You are my sunshine, my only sunshine
You make me happy when skies are gray
Please don't take my sunshine away...
In no way is that sentiment true.
Not only are the characters weighed down by hard luck and loss, and the narrative by its searing desire to say something profound, but the movie and Makoto Shinkai, himself, are caught underneath the pop culture behemoth that is Your Name. The latter film was always going to be referenced. Its artistic and storytelling brilliance and its widespread commercial success were too big to ignore. The hope was that Shinkai would tell the story he wanted to tell and sweep the audiences off their feet with his unrivaled animation quality and talent (the animators at ComixWave deserve a lot of credit here, certainly more than this parenthesis).
That, unfortunately, did not happen. The film cannot be separated from Your Name in terms of its structure and Shinkai's conspicuous attempts to make the film breezier by trying to create a roguish set of main characters who try to work outside the system. He is not a natural crowd-pleaser and it shows.
What I cannot and will not criticize, however, are the film's artistic qualities. Tokyo feels so pulsatingly alive, captured in a way even a live-action movie could not equal. Shinkai and his animators continue to up the ante on the rest of the industry. The attention to detail is breathtaking, leaving us with a visual masterpiece. The fireworks scene...just wow.
Ah, if only the story was even a few notches below this, we're talking about another all-time classic, but it wasn't. The story and the characters left much to be desired. The former, in many ways, is a slight adjustment to the ingredients that made Your Name so successful: boy meets girl with younger outspoken sibling, rural vs. urban, a supernatural connection, romance, death, reversal, and, yes, boob jokes. Structurally, the plot is a little more streamlined, but the framework is essentially the same.

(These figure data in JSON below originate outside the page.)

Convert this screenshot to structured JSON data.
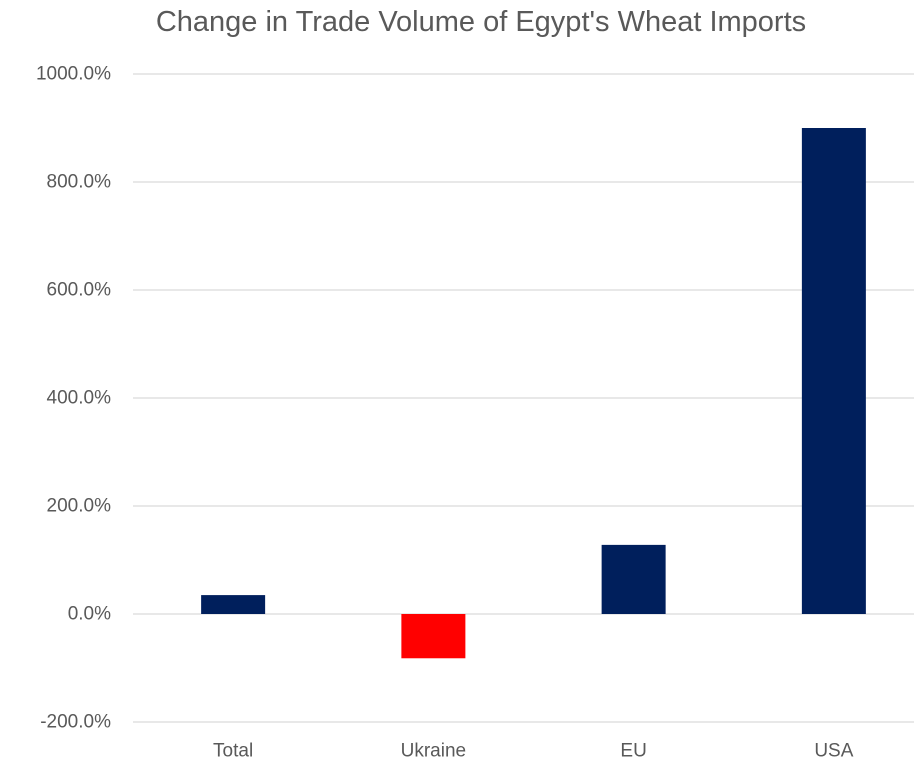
{
  "chart_data": {
    "type": "bar",
    "title": "Change in Trade Volume of Egypt's Wheat Imports",
    "xlabel": "",
    "ylabel": "",
    "categories": [
      "Total",
      "Ukraine",
      "EU",
      "USA"
    ],
    "values": [
      35,
      -82,
      128,
      900
    ],
    "unit": "%",
    "ylim": [
      -200,
      1000
    ],
    "yticks": [
      -200,
      0,
      200,
      400,
      600,
      800,
      1000
    ],
    "ytick_labels": [
      "-200.0%",
      "0.0%",
      "200.0%",
      "400.0%",
      "600.0%",
      "800.0%",
      "1000.0%"
    ],
    "grid": true,
    "legend": "none",
    "colors": {
      "positive": "#001f5c",
      "negative": "#ff0000",
      "grid": "#d9d9d9",
      "text": "#595959"
    }
  }
}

The boob jokes may have worked in Your Name because they weren't a crass way to appeal to adolescent sexuality. Here, they fall in line with one of anime's worst instincts, the cynical belief that teenage boys are the primary audience and will only watch if the female characters are objectified. This is where Miyazaki, Takahata, and Studio Ghibli in general, along with Mamoru Hosoda, differ from the crowd. You'd think Shinkai would know better.
Puzzling me the most is the rationale behind the characters. I don't understand why they have to be the people they are, especially the main character, Hodaka. His status as a runaway who fled his more parochial hometown because it was "suffocating" does nothing for the story.
What we are left with is a true technical and artistic marvel matched with a mediocre story. Sadness.